Once again, a Spike Lee joint makes my top ten list, but this is an early movie of his, the first one he made after his career-defining film Do the Right Thing, and his first movie with Denzel Washington. And I have to say, I'm not sure Washington, whose work I love, didn't set himself a high bar that he has only ever equalled, never exceeded, in Mo' Better Blues. People can complain, legitimately, about how Lee makes use of crude--but funny!--stereotypes in filling out his films, and about the way he inserts himself--literally or metaphorically--into his movies, but here his camera is centered on Washington's amazingly calm, yet nonetheless deeply expressive, face, as the leader of a jazz band who thinks of nothing but music but is also intelligent enough to recognize all the trouble his lack of thought for anything else is getting him into. The soundtrack is tremendous, and the final 10 minutes, though completely predictable, are made transcendent by being accompanied by John Coltrane's A Love Supreme. Absolutely worth seeing.

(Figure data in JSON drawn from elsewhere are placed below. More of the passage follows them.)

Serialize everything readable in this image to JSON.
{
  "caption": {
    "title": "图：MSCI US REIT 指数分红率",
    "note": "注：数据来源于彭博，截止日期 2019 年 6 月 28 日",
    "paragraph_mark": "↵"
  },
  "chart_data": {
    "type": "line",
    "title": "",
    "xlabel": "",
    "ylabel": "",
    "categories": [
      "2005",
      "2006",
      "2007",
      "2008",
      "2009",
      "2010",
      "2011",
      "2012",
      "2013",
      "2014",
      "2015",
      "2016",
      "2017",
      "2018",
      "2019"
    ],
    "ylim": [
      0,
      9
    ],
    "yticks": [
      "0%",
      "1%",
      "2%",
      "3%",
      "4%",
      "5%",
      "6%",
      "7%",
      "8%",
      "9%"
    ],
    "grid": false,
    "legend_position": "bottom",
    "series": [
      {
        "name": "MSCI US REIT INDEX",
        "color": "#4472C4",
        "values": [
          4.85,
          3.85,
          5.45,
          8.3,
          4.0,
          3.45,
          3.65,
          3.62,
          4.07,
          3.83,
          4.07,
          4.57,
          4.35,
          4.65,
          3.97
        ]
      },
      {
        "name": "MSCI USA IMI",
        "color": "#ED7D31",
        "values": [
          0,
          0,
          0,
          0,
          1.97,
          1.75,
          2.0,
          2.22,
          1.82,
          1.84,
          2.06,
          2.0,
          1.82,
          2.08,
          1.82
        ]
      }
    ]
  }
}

Salt of the Earth is a nearly 70-year-old melodrama, and it shows--the dialogue, acting, and staging all reflect a very different story-telling sensibility, one lacking the sort of abiding aesthetic which allow musicals similarly decades-old to still work for us. So no, it's not the style of this movie that made it so good for 2022-me; it's just how damn contemporary its honest, unflinching, thoughtful engagement with complicated issues of poverty, labor, exploitation, gender politics, cultural difference, faith, inequality, racism, and more all felt to me. The story it tells is an almost entirely fictionalized tale of an actual strike at a New Mexico zinc mine, with some of the actual participants appearing in major roles in the film. Written, directed, and produced by men who had been blacklisted in Hollywood, and dimissed as communist propaganda by many when it was first released, this is a great, powerful, however melodramatic, document of women and men fighting hard--against the power of capital, and against their own weaknesses--to achieve something better.

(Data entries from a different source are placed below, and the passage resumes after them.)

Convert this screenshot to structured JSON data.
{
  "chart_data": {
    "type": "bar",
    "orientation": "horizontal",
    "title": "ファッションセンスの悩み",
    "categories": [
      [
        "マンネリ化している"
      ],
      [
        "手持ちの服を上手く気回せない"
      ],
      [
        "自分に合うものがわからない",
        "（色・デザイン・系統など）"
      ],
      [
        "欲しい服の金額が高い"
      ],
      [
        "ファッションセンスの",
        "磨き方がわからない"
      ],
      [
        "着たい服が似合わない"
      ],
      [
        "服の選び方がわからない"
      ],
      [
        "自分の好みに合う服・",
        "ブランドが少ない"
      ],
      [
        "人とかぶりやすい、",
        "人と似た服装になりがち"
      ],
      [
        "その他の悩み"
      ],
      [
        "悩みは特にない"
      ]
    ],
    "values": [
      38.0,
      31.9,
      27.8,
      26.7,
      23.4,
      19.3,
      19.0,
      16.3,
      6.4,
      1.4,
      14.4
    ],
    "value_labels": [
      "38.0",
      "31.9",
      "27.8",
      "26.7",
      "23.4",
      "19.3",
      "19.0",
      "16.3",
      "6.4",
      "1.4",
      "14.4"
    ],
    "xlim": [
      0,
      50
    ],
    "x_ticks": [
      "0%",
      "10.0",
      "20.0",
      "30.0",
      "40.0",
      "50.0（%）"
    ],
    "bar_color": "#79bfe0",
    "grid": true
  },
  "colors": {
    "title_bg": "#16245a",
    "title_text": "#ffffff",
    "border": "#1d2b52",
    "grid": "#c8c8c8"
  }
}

The Seven-Per-Cent Solution was just a totally unexpected blast. Terrific, nutty, often downright hilarious yet on-the-nose characterizations (Sherlock Holmes as a paranoid, traumatized drug addict? Sigmund Freud as a manly swashbuckling hero?), complete with a bonkers, definitely politically incorrect yet entirely entrancing plot? An adventure story-slash-costume drama, with hokey (but well-intentioned!) psycho-analytics, corrupt (but absolutely proper!) European aristocrats, confused and falsely accused (yet still guilty!) English academics, and a run-away train? All that, and tennis? Sign me up!

Sorry folks, but this is just cinema. Complain all you want about Tom Cruise; with this film, he did everything that Tom Cruise, Inc., does best: give us fabulous stunts, a perfectly efficient plot, lots of sharp and edited-to-perfection scenes, a few moments of almost-entirely-honestly-earn sentiment (Iceman! The hero we--and he--always knew he could be!), and, yes, plenty of non-distracting but solidly landing jokes. Just in terms of movie-going, popcorn-munching delight, Top Gun: Maverick was absolutely the summer flick of the year.